テスラは2013年末に中国に進出し、ブランド構築を進めてきた。
ただ、これまで扱ってきたのは80万元前後の「モデルX」など。中国EV市場では「高根の花」だった。
高級イメージが浸透したところで、満を持して投入したのが手ごろな価格の現地生産版モデル3だ。
■充電スタンド、年内に6000基超へ。
他社の充電器も使えるため「広州など大都市なら充電の心配はまったくない」と販売店は強調する。
他のEVに比べ、テスラ車は中古で売る際に値崩れしづらいのも安心感が。
21年には小型の多目的スポーツ車(SUV)「モデルY」も上海工場から出荷を始める計画だ。
■BYDなど地元メーカーの不振は、法人向け販売が多いのが一因。
新型コロナウイルスに端を発する投資の抑制で、法人需要は1~6月に7割以上落ち込んだ。個人の需要は2割強の減少にとどまった。

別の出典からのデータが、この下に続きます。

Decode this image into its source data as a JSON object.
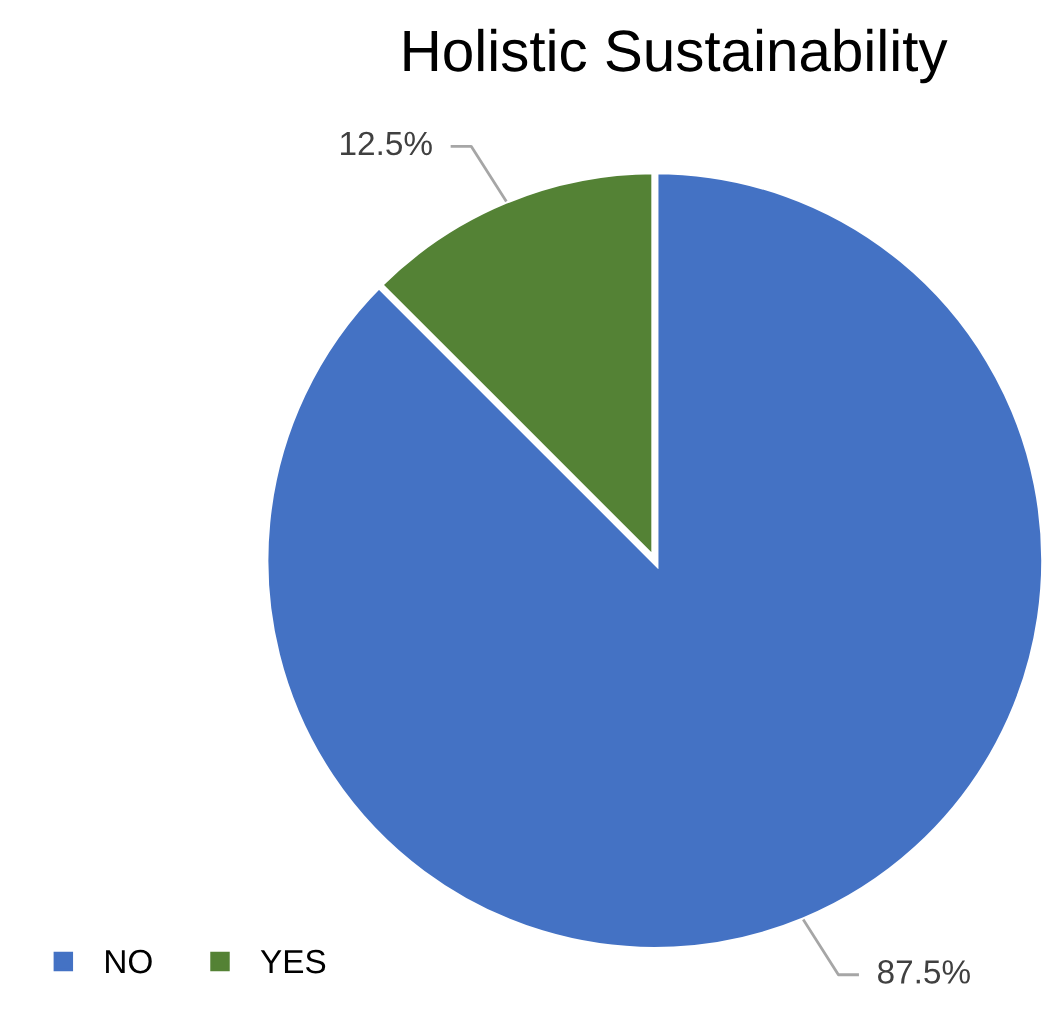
{
  "chart_data": {
    "type": "pie",
    "title": "Holistic Sustainability",
    "categories": [
      "NO",
      "YES"
    ],
    "values": [
      87.5,
      12.5
    ],
    "colors": [
      "#4472c4",
      "#548235"
    ],
    "value_labels": [
      "87.5%",
      "12.5%"
    ],
    "legend": "bottom left"
  }
}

市場停滞は政府の販売補助金の減額も大きい。19年半ばに従来の半分程度となり、需要が急減した。
中国に現時点でテスラに対抗しうるブランドは無く、今後数年は中国で首位を保つだろう。
ただ、地元勢も巻き返しに動く。
BYDが7月に発売したEVの新型車「漢」はモデル3の最も安い車種よりも航続距離が長く価格も安い。
「中国版テスラ」と呼ばれる新興メーカーの筆頭格、上海蔚来汽車(NIO)も、口コミなどでファンが広がり販売台数を着実に伸ばしている。
米中対立に巻き込まれるリスクもゼロではない。
米政府が中国企業への圧力を強めていることに対する中国政府の報復で、上海工場での部品調達に支障が出る可能性も。